Thickly coated. The extruder is 90mm and the extrusion temperature is 170℃.
It is. The production speed of the entire line was 30 m/min. The properties of the obtained cable (laminated sheath coaxial cable) were as follows.

Characteristic impedance 75.5Ω at 10MHz Capacitance 51nf/Km VSWR 1.1 or less at 70~800MHz Pulling force of core from external conductor 8Kg/20cm long aluminum tape Peel strength of weight part 3Kg/2mm width Open cell ratio of foam 3% Comparative example On core wire At the same time as the highly foamed polyethylene was extruded, the surface of the core was molded using a sizing die, and after cooling, it was wound onto a drum.

Next, an aluminum tape was molded on this core and a polyethylene sheath was coated to produce a laminated sheath coaxial cable of the same size as in Example-1. At the time of manufacturing this cable, an attempt was made to reduce the diameter of the aluminum tape molding device (die) so that there would be no gap between the core and the outer conductor, but the aluminum tape would break, making it impossible to manufacture the cable.
Therefore, the outer conductor was molded with a gap of 0.3 mm between it and the core.

The worst VSWR of the cable thus obtained was 1.4, which far exceeded the standard (1.2 or less). Further, the pulling force of the core from the outer conductor was less than 1 kg, and the core did not come into close contact with the outer conductor at all. Furthermore, the peel strength of the weight part of the aluminum tape was almost 0 kg, which was impossible to even measure. The open cell ratio of the foam was 28%, which was about 10 times greater than that of Example 1, and the compressive strength of the cable was about 1/2 that of Example 1.

Example 2 The same procedure as in Example 1 was carried out except that a double-sided laminated tape in which both sides of an aluminum tape were coated with a heat-sealing material was used as an external conductor. The resulting cable had a particularly strong bond (fusion) between the insulator and the outer conductor, and when the force was measured to pull out the core from the outer conductor, it was found that
It was over 20kg.

Example 3 An annealed copper tape with a thickness of 0.15 mm and not coated with a heat sealing material was used as an outer conductor. After forming the copper tape vertically, we covered the outside with iron tape and then covered it with polyester tape.

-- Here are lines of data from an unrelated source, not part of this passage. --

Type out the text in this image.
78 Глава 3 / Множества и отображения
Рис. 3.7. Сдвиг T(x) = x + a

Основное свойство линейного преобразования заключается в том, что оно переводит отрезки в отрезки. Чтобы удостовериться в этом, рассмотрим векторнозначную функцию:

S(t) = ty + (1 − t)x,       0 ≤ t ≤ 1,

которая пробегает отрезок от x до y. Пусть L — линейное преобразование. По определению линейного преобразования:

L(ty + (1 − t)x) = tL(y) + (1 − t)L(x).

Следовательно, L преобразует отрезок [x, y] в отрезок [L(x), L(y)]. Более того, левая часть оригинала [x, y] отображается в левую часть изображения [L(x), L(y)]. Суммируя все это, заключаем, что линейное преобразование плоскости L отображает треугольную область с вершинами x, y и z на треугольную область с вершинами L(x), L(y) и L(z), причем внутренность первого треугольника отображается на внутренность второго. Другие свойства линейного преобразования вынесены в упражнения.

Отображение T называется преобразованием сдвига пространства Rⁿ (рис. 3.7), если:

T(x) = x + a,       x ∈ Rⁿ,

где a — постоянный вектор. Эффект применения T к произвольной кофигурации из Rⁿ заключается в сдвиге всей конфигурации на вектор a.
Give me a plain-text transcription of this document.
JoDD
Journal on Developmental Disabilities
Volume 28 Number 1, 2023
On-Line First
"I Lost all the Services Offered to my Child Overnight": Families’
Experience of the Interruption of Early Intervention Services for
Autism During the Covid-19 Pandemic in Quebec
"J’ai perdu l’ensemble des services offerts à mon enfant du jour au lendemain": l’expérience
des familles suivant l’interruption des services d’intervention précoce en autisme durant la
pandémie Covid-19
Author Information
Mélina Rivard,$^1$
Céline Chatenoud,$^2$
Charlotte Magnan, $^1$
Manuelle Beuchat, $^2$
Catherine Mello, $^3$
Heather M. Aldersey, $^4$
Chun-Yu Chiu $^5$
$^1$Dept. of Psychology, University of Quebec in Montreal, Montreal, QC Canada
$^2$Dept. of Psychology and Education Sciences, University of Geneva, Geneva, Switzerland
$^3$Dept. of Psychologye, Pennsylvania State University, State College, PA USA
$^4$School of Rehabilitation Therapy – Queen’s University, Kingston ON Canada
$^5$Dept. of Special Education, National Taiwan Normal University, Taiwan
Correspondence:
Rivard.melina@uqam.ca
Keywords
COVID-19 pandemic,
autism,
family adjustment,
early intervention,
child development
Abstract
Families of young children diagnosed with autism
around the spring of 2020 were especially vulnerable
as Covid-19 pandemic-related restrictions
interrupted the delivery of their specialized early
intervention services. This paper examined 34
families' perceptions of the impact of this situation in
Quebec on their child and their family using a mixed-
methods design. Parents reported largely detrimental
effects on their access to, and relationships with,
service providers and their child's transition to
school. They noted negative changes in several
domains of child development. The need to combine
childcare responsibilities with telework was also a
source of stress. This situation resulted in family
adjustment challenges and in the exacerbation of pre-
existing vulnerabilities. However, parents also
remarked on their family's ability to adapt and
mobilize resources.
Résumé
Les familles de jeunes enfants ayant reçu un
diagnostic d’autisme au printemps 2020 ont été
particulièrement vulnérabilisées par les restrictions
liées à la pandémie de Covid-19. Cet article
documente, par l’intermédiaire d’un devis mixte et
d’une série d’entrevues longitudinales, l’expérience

Line speed is
The speed is 10m/min.

The rest was manufactured in the same manner as in Example-1. The characteristics of this copper tape vertically mounted high foam insulated coaxial cable are characteristic impedance 75.8Ω capacitance
It was suitable for data transmission and multiplex broadcasting, with a 50.5 VSWR of 1.1 or less and excellent shielding properties.

[Brief explanation of the drawing]

FIG. 1 is an explanatory diagram of an embodiment of the manufacturing method according to the present invention, in which 1 is a core wire, 2 is an extruder, 3 is a highly foamed insulating core, 4 is a metal tape, 5 is a molding device, and 6 is a molded A coaxial core, 7 a sheath extruder, 8 a coaxial cable, and 9 a cooling tank.

Claims (1)

[Scope of Claims] 1. In a method for manufacturing a coaxial cable in which a highly foamed insulator with a foaming ratio of 3 times or more is applied on a core wire, and a metal tape is vertically attached and molded around the insulator to form an outer conductor, after extruding the insulator, The material is introduced into a molding device together with the metal tape while it has thermoplasticity before foaming is completely completed, and the foaming is completed in the molding device, and the surface of the metal tape and the highly foamed insulator are simultaneously molded. A method for manufacturing highly foam-insulated coaxial cables. 2. The method of manufacturing a highly foamed insulated coaxial cable according to claim 1, characterized in that the metal tape for the outer conductor is a laminate tape laminated with a heat-fusible adhesive on one or both sides.